Un sondage Reuters publié mardi montre que les analystes réduisent pour la première fois depuis le début de la guerre en Iran leurs prévisions de prix du pétrole pour 2026, alors que le trafic maritime via le détroit d’Ormuz s’améliore progressivement et que les craintes de perturbations durables de l’offre s’atténuent. L’enquête menée auprès de 31 économistes et analystes voit le Brent s’établir en moyenne à 84,50 dollars le baril en 2026, contre 90,44 dollars en mai, tandis que le WTI, référence américaine, est attendu à 79,49 dollars contre 84,63 dollars précédemment. Sur l’année 2026, le Brent est anticipé autour de 84 dollars au troisième trimestre, avant de glisser vers environ 79 dollars au quatrième trimestre puis de rejoindre le milieu des 70 dollars d’ici la mi-2027 ; au moment de la rédaction, le WTI évolue autour de 70,80 dollars, proche de ses plus bas de mars après avoir effacé son rallye lié à la guerre américano-iranienne.
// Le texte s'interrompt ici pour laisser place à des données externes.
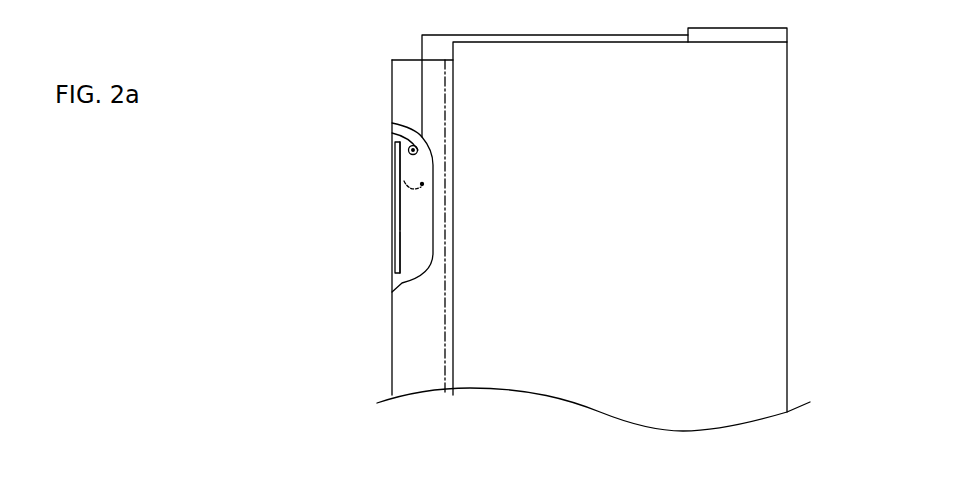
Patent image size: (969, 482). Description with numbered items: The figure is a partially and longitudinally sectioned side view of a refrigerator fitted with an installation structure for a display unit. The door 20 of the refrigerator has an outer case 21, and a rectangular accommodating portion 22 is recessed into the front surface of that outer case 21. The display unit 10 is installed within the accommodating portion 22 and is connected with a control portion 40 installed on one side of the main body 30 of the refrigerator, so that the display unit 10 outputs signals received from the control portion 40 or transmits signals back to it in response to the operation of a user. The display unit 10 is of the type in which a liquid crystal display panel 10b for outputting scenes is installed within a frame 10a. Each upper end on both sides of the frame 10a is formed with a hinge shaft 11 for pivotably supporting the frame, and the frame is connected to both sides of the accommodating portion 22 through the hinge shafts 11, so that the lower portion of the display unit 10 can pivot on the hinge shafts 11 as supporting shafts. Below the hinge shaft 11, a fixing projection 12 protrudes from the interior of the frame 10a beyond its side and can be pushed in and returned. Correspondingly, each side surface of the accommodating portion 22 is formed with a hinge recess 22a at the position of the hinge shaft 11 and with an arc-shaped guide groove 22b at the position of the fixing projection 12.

Le sondage souligne également un ralentissement de la croissance de la demande mondiale de pétrole en 2026, estimée à environ 1,0 à 2,0 millions de barils par jour, la mollesse étant associée à un affaiblissement de la consommation en Chine, premier importateur mondial de brut. Le WTI demeure une référence clé, un brut « léger » et « doux » acheminé via le hub de Cushing, et son prix dépend de la dynamique offre-demande, de la géopolitique, des décisions de quotas de l’OPEP et du dollar américain. Le marché surveille aussi les rapports hebdomadaires sur les stocks publiés par l’API et l’EIA ; leurs chiffres sont généralement proches, se situant à moins de 1% l’un de l’autre dans 75% des cas. L’OPEP compte 12 producteurs, tandis que l’OPEP+ inclut dix membres non-OPEP supplémentaires, dont la Russie.
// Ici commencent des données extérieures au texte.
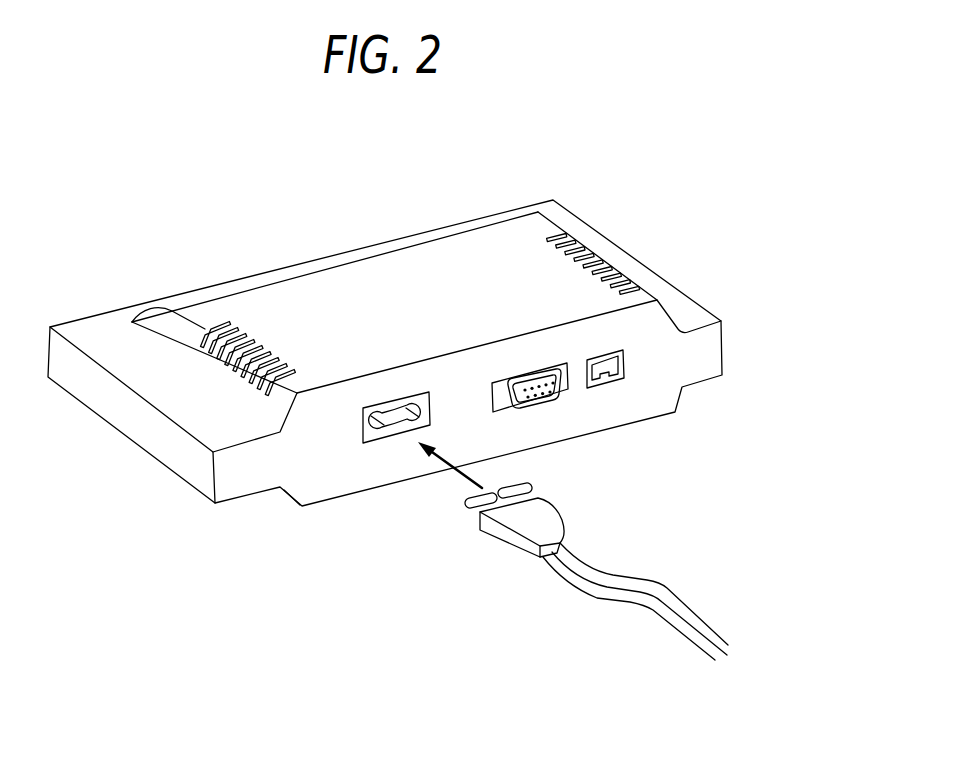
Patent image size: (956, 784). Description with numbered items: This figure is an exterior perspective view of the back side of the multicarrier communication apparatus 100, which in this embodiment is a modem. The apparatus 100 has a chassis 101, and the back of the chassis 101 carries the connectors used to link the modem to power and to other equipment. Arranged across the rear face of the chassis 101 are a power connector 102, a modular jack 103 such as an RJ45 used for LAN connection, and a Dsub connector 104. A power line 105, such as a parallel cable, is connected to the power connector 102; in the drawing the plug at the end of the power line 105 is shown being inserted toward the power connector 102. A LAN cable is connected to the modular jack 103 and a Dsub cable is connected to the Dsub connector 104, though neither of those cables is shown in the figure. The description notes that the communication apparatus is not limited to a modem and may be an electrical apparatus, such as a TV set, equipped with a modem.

The multicarrier communication apparatus 100 is at (309, 221).
The chassis 101 is at (175, 295).
The power connector 102 is at (395, 441).
The modular jack 103 is at (615, 380).
The Dsub connector 104 is at (557, 393).
The power line 105 is at (562, 577).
Reflux des risques géopolitiques et basculement du sentiment de marché
On observe que les analystes abaissent leurs prévisions de prix du pétrole pour 2026 pour la première fois depuis la guerre en Iran, à mesure que les craintes sur l’offre s’estompent. Avec l’amélioration du passage par le détroit d’Ormuz, la prime de risque géopolitique qui soutenait les prix est en train de se dissiper. Cela suggère qu’un sentiment baissier gagne le marché pour le second semestre.
L’apaisement des tensions est tangible : selon de récentes données maritimes, les transits de pétroliers via le détroit d’Ormuz sont revenus à 95% des niveaux d’avant-conflit. La stabilisation de ces routes d’approvisionnement cruciales réduit nettement le risque immédiat de hausse des prix. Ce changement de régime laisse penser que les fondamentaux, davantage que les titres de presse, vont désormais piloter l’évolution des cours.
Faiblesse de la demande, reconstitution des stocks et positionnement stratégique
Du côté de la demande, les signes de faiblesse deviennent plus visibles, en particulier en provenance de la Chine. Le Bureau national des statistiques a récemment indiqué que les importations de pétrole en juin ont reculé de 4% sur un an, troisième baisse mensuelle consécutive. Ce ralentissement chez le premier importateur mondial suggère un plafond solide à toute tentative de rebond des cours à court terme.
Aux États-Unis, le dernier rapport hebdomadaire de l’EIA a confirmé cette tendance à l’affaiblissement en faisant état d’une hausse surprise des stocks de brut de 2,1 millions de barils. Cela a contredit les attentes d’un déstockage et indique que la consommation domestique n’est pas aussi robuste qu’espéré en pleine saison estivale de conduite. Historiquement, des hausses de stocks durant l’été constituent un signal fortement baissier.
Dans ce contexte, nous estimons qu’il est prudent, dans les prochaines semaines, de vendre sur rebond. L’achat de puts ou la mise en place de spreads de puts sur le WTI constitue un moyen efficace de se positionner en vue d’un glissement potentiel vers le haut des 60 dollars. Cette approche permet de tirer parti du scénario baissier attendu tout en encadrant le risque.
La situation rappelle l’évolution du marché après l’invasion de l’Ukraine en 2022, lorsque le pic initial des prix avait été entièrement résorbé à mesure que les chaînes d’approvisionnement mondiales s’adaptaient. Le marché a une mémoire courte du risque géopolitique une fois la menace immédiate écartée. Nous anticipons un schéma similaire : une demande qui s’affaiblit et une offre qui se normalise devraient exercer une pression baissière sur les prix.